Kalimat itu yang membuatku berlama-lama duduk menunggu dengan wajah kosong dan kadang berubah-ubah. Galau, begitu istilah sekarang
Kau tahu aku tak begitu suka dengan perpisahan. Sebab perpisahan begitu menyedihkan, dan kau akan menertawakannya ketika kau tahu aku menangis sendirian dari balik jendela yang terkunci rapat. Tak perlu kau tahu kalau mataku sembab berkaca-kaca menitikkan air mata. "Seperti perempuan saja. Perempuan itu rumit." Aku yakin kau akan mengatakan demikian
Pertemuan kita seperti pertemuan embun dan mentari
Cahayamu seperti menelusup dari celah jendelaku yang masih tertutup, mencoba memasuki ruang kesadaranku yang kian menyempit
Seketika, aku merasa keluar dari jendelaku yang mengunci ruang sunyiku. Aku berjalan, lalu berlari sekencang-kencangnya.

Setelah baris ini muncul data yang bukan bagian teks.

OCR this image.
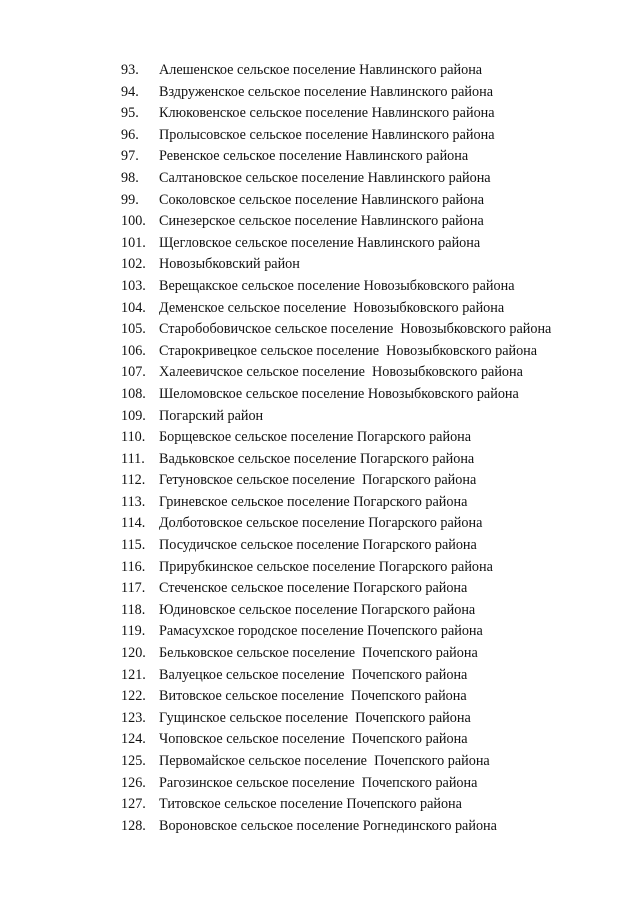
93.	Алешенское сельское поселение Навлинского района
94.	Вздруженское сельское поселение Навлинского района
95.	Клюковенское сельское поселение Навлинского района
96.	Пролысовское сельское поселение Навлинского района
97.	Ревенское сельское поселение Навлинского района
98.	Салтановское сельское поселение Навлинского района
99.	Соколовское сельское поселение Навлинского района
100. Синезерское сельское поселение Навлинского района
101. Щегловское сельское поселение Навлинского района
102. Новозыбковский район
103. Верещакское сельское поселение Новозыбковского района
104. Деменское сельское поселение  Новозыбковского района
105. Старобобовичское сельское поселение  Новозыбковского района
106. Старокривецкое сельское поселение  Новозыбковского района
107. Халеевичское сельское поселение  Новозыбковского района
108. Шеломовское сельское поселение Новозыбковского района
109. Погарский район
110. Борщевское сельское поселение Погарского района
111.	Вадьковское сельское поселение Погарского района
112. Гетуновское сельское поселение  Погарского района
113. Гриневское сельское поселение Погарского района
114. Долботовское сельское поселение Погарского района
115. Посудичское сельское поселение Погарского района
116. Прирубкинское сельское поселение Погарского района
117. Стеченское сельское поселение Погарского района
118. Юдиновское сельское поселение Погарского района
119. Рамасухское городское поселение Почепского района
120. Бельковское сельское поселение  Почепского района
121. Валуецкое сельское поселение  Почепского района
122. Витовское сельское поселение  Почепского района
123. Гущинское сельское поселение  Почепского района
124. Чоповское сельское поселение  Почепского района
125. Первомайское сельское поселение  Почепского района
126. Рагозинское сельское поселение  Почепского района
127. Титовское сельское поселение Почепского района
128. Вороновское сельское поселение Рогнединского района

Tak jelas arah, hanya berputar-putar saja
Kau menjelma seperti kekasihku saja. Matamu yang tak pernah kulihat, telah kubayangkan bermata bundar bening. Sebening purnama. Seteduh oase di gurun pasir. Dan kata-kataku seperti kembang melati yang semerbak mewangi, atau bak mawar mekar yang ingin kuberikan kepadamu. Aneh bukan?!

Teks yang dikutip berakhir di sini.